Nobel-Winning Physicist Wolfgang Pauli on Science, Spirit, and Our Search for Meaning

By Maria Popova (themarginalian.org)

“The fact that religions through the ages have spoken in images, parables, and paradoxes means simply that there are no other ways of grasping the reality to which they refer,” physicist and quantum mechanics pioneer Niels Bohr observed while contemplating the nature of reality five years after he received the Nobel Prize, adding: “But that does not mean that it is not a genuine reality. And splitting this reality into an objective and a subjective side won’t get us very far.”

Bohr, who introduced the notion of complementarity, went on to influence generations of thinkers, including a number of Nobel laureates. Among them was the Swiss-Austrian physicist Wolfgang Pauli (April 25, 1900–December 15, 1958) — another pioneering figure of particle physics and quantum mechanics.
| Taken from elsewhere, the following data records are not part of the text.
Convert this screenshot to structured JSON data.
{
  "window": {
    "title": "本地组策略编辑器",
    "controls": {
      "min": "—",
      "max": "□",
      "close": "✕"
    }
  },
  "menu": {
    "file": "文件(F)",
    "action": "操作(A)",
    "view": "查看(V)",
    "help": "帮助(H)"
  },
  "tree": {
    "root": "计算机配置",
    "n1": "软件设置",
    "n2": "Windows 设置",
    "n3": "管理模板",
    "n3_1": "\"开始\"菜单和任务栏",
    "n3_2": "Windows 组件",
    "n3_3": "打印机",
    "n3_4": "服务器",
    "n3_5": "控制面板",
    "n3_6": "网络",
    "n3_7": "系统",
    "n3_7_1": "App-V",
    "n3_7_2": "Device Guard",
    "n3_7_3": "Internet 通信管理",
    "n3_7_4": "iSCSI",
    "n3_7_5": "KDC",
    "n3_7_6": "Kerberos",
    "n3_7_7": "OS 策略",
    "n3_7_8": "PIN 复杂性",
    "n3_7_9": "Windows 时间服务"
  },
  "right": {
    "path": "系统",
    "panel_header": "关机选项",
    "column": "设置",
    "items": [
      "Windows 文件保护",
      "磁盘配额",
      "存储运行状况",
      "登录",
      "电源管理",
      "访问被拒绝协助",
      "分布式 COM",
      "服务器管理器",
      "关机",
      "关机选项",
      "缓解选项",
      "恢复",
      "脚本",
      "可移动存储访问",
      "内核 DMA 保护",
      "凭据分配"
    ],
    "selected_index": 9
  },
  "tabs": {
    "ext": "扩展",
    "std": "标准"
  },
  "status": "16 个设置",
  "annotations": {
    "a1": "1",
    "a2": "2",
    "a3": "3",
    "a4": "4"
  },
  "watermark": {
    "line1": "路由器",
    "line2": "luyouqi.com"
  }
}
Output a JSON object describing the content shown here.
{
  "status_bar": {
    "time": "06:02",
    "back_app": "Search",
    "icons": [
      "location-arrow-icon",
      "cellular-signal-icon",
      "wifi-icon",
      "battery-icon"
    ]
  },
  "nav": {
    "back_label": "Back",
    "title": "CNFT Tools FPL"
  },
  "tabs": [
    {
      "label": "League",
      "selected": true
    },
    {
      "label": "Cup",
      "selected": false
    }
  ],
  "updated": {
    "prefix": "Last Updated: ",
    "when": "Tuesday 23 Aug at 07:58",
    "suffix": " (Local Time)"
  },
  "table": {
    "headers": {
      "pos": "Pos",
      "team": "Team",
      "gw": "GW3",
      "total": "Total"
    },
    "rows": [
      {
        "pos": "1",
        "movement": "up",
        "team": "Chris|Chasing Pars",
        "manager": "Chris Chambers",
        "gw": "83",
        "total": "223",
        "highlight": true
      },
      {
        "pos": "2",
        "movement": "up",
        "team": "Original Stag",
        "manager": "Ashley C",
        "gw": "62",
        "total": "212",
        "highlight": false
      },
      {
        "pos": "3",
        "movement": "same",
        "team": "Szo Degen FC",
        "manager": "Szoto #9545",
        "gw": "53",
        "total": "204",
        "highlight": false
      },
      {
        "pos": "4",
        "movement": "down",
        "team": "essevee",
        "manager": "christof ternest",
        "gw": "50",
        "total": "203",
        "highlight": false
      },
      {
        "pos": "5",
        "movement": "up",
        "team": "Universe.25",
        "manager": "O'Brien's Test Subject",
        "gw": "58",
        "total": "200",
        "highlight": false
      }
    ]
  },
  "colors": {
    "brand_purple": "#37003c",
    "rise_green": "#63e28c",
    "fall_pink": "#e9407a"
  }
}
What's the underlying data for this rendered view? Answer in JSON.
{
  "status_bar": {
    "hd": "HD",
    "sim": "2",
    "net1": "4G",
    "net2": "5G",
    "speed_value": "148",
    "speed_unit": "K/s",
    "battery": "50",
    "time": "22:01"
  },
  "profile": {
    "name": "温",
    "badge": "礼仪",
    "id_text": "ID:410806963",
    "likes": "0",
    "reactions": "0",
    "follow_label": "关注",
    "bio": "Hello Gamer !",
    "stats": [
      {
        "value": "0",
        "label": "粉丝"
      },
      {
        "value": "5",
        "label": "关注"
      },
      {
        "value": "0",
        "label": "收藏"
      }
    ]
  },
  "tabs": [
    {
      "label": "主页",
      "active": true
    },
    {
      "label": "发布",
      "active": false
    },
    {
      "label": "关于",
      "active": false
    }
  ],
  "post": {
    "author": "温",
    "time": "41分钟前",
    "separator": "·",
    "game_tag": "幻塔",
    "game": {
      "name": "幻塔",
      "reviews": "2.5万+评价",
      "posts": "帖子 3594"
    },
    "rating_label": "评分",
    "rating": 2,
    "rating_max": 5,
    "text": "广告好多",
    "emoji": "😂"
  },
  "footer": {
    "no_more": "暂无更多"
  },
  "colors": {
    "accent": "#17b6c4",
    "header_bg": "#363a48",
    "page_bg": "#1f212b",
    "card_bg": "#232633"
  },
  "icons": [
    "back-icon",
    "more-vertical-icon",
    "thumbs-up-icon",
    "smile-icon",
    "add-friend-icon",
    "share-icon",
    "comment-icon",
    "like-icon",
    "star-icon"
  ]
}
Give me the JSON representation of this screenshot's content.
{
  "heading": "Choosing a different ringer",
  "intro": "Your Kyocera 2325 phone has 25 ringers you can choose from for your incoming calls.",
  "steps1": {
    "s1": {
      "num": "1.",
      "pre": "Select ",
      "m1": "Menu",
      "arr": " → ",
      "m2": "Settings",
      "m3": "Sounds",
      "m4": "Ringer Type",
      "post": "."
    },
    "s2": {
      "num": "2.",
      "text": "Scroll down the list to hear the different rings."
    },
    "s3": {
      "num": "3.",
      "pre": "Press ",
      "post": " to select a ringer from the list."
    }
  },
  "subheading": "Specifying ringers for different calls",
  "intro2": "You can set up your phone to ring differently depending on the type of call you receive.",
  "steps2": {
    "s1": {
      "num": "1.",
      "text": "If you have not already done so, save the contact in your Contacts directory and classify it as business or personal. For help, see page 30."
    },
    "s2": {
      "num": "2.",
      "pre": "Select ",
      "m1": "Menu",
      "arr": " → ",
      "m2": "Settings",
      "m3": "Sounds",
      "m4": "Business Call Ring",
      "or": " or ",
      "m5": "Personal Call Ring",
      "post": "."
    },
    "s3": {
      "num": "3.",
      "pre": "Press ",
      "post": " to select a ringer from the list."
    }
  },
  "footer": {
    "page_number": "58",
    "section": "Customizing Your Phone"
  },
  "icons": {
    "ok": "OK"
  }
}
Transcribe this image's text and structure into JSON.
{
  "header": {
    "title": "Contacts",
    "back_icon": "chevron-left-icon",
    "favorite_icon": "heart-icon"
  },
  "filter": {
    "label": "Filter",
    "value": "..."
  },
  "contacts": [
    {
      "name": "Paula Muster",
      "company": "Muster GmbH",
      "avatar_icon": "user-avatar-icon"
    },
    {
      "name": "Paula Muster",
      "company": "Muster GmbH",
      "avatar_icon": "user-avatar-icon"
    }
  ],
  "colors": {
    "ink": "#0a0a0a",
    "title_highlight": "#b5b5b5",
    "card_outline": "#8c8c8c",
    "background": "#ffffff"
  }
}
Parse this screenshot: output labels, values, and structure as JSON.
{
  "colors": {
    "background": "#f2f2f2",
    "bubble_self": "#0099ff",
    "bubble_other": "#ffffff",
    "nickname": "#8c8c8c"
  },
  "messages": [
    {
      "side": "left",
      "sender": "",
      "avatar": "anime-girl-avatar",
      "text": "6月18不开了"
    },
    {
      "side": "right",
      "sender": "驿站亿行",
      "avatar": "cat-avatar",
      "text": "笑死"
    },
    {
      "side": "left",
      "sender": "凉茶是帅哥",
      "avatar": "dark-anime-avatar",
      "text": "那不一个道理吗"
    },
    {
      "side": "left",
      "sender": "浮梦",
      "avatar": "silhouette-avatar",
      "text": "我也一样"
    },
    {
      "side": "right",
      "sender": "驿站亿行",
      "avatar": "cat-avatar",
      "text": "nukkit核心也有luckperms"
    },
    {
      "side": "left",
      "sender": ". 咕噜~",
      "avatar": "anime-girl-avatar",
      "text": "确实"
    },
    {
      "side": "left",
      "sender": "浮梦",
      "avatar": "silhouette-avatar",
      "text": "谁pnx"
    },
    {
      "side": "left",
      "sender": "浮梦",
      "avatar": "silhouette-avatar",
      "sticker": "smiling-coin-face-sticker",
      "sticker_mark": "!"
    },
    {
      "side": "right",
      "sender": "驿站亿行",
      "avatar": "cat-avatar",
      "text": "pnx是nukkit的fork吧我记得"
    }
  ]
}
Invested in the conquest of truth at the deepest strata of nature, Pauli took up this question of reality as a physical and metaphysical object of inquiry in a rather improbable arena: his friendship with the influential Swiss psychiatrist Carl Jung, whose entire body of work was centered on the conviction that “man cannot stand a meaningless life.”

Carl Jung and Wolfgang Pauli

Pauli’s longtime correspondence and collaboration with Jung occupies a small but significant portion of Figuring (public library) — an exploration of the tessellated facets of our search for meaning, from which this essay is adapted. Their unlikely friendship, which precipitated the invention of synchronicity, bridged the world of science and the world of spirit, entwining the irrepressible human impulses for finding truth and making meaning — a kind of non-Euclidean intersection of our parallel searches for understanding the reality within and the reality without.

Long before he won the Nobel Prize in Physics for his exclusion principle — the tenet of quantum physics stating that multiple identical particles within a single quantum system cannot occupy the same quantum state at the same time — and around the time he theorized the neutrino, Pauli was thrust into existential tumult. His mother, to whom he was very close, died by suicide. His tempestuous marriage ended in divorce within a year — a year during which he drowned his unhappiness in alcohol. Caught in the web of drinking and despair, Pauli reached out to Jung for help.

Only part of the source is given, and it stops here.